Fête de Saint Benoît, homélie de Frère Marie
Lorsque St Benoît instaure ses monastères et écrit sa Règle des moines au 6ème siècle, son monde est aussi troublé que le nôtre. Un monde de conflits, de bouleversement de société et d’affrontements culturels et politiques. Beaucoup de monde circule en quête de lieux référant et de paix.
Ce qui résonne de la Règle de St Benoît, c’est un appel et une urgence. Voici que dans la foule Dieu appelle : « Qui désire la vie ! qui veux voir des jours heureux ! Qui désire le bonheur ? »
Si tu lui réponds : « c’est moi », Dieu te répond : « Si tu veux avoir la vie véritable et éternelle, interdis ta langue du mal et de toute parole trompeuse ; détourne-toi du mal et fais le bien ; cherche la paix avec ardeur et persévérance ». Vaste programme, et cependant si actuel et si urgent.
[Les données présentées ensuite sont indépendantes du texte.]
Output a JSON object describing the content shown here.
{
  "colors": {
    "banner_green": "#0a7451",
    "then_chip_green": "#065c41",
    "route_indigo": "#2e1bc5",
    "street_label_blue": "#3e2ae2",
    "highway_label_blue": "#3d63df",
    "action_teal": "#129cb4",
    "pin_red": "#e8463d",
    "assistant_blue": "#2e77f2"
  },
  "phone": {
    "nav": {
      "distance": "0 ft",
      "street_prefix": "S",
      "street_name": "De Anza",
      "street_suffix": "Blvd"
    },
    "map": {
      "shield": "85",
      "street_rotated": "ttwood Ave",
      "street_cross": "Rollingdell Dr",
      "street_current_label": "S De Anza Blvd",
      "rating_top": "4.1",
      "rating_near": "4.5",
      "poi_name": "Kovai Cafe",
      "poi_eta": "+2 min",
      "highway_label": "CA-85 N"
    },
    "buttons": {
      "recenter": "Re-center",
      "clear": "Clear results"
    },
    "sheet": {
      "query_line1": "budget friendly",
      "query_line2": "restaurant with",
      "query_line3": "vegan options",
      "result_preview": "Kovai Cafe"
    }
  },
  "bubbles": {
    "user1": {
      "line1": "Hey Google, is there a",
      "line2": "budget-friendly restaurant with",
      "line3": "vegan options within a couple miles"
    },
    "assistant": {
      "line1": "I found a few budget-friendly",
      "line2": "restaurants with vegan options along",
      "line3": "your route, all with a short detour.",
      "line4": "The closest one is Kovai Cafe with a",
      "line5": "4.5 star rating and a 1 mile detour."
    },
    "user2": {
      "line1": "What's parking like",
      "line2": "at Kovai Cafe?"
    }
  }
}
Pour le mettre en œuvre nous avons besoin de découvrir cette paix en nous-même, condition indispensable pour la mettre en œuvre entre nous.
L'Eglise et le monde, ont besoin que les monastères soient des lieux un peu à l’écart de la communauté ecclésiale et sociale pour se retirer dans la solitude et le silence, conditions nécessaires pour une prière apaisée et profonde. La communauté de St Benoît accueille au seuil de son cloître pour offrir à l’Eglise et au monde le cadre d'une communauté assurant l’Opus Dei, le « service divin ». Ce service divin s’exprime par le service d’une prière ininterrompue, à travers les sept temps de prière de la journée, mais ce service divin s’exerce aussi à travers la mise en œuvre d’une vie fraternelle. Mise en œuvre d’une fraternité qui s‘exerce à l'amour fraternel, à l'obéissance mutuelle, à la pureté du cœur, au juste et au bon usage des biens de ce monde. Une fraternité qui s’exerce à poursuivre la paix, à marcher sur les chemins de l'Evangile.
Les monastères sont des lieux de présence de Dieu. Des lieux où chacun peut être accueilli tel qu’il est sous un regard libre et bienveillant. Quand le pape St Grégoire écrit la vie de St Benoît, il le définit comme ‘homme de Dieu’, comme quelqu’un qui habitait avec lui-même sous le regard de Dieu. Cette soif de vraie vie personnelle propre à l'idéal monastique garde toute son actualité. Ce désir de retrouver notre vie personnelle dont nous avons soif et que le développement de notre modernité et de notre culture ambiante à la fois étouffe et en éveille la nécessité. Plus que jamais il manque à notre société le silence avec son authentique parole intérieure, il lui manque l'ordre, la prière, la paix. A chacun il lui manque lui-même.
Le cadre de la vie bénédictine permet ce retour à soi-même dans la présence bienfaisante de Dieu, c’est un chemin de profonde réconciliation.
Cette réconciliation ne s’arrête pas à l’individu. La Règle de St Benoît insiste sur l’idéal évangélique de cheminer ensemble. Le souci de la charité fraternelle et du service commun tient beaucoup de place. Les moines ont le souci du monde, de l’humanité. Ils ont le souci d’un monde juste et en paix. Cette humanité est la leur. St Benoît à l’exemple du Christ ne fait pas acception de personnes. Pour St Benoît, l’accueil est inconditionnel, le Christ est présent à travers toute humanité, pauvres, pèlerins, visiteurs, frères et sœurs dans la foi. Chez St Benoît il n’y a pas de clivages identitaires, le Christ est pour tous. Ceci n’empêche pas une lucidité sur la complexité de la nature humaine et donc la nécessité d’une Règle pour éviter les attitudes ou les comportements inadaptés, mais la visée est le bien et la vérité au service de tous, et surtout la recherche incessante de la paix, celle que le Christ a instaurée, à laquelle il nous appelle et nous exhorte à en être les inlassables artisans.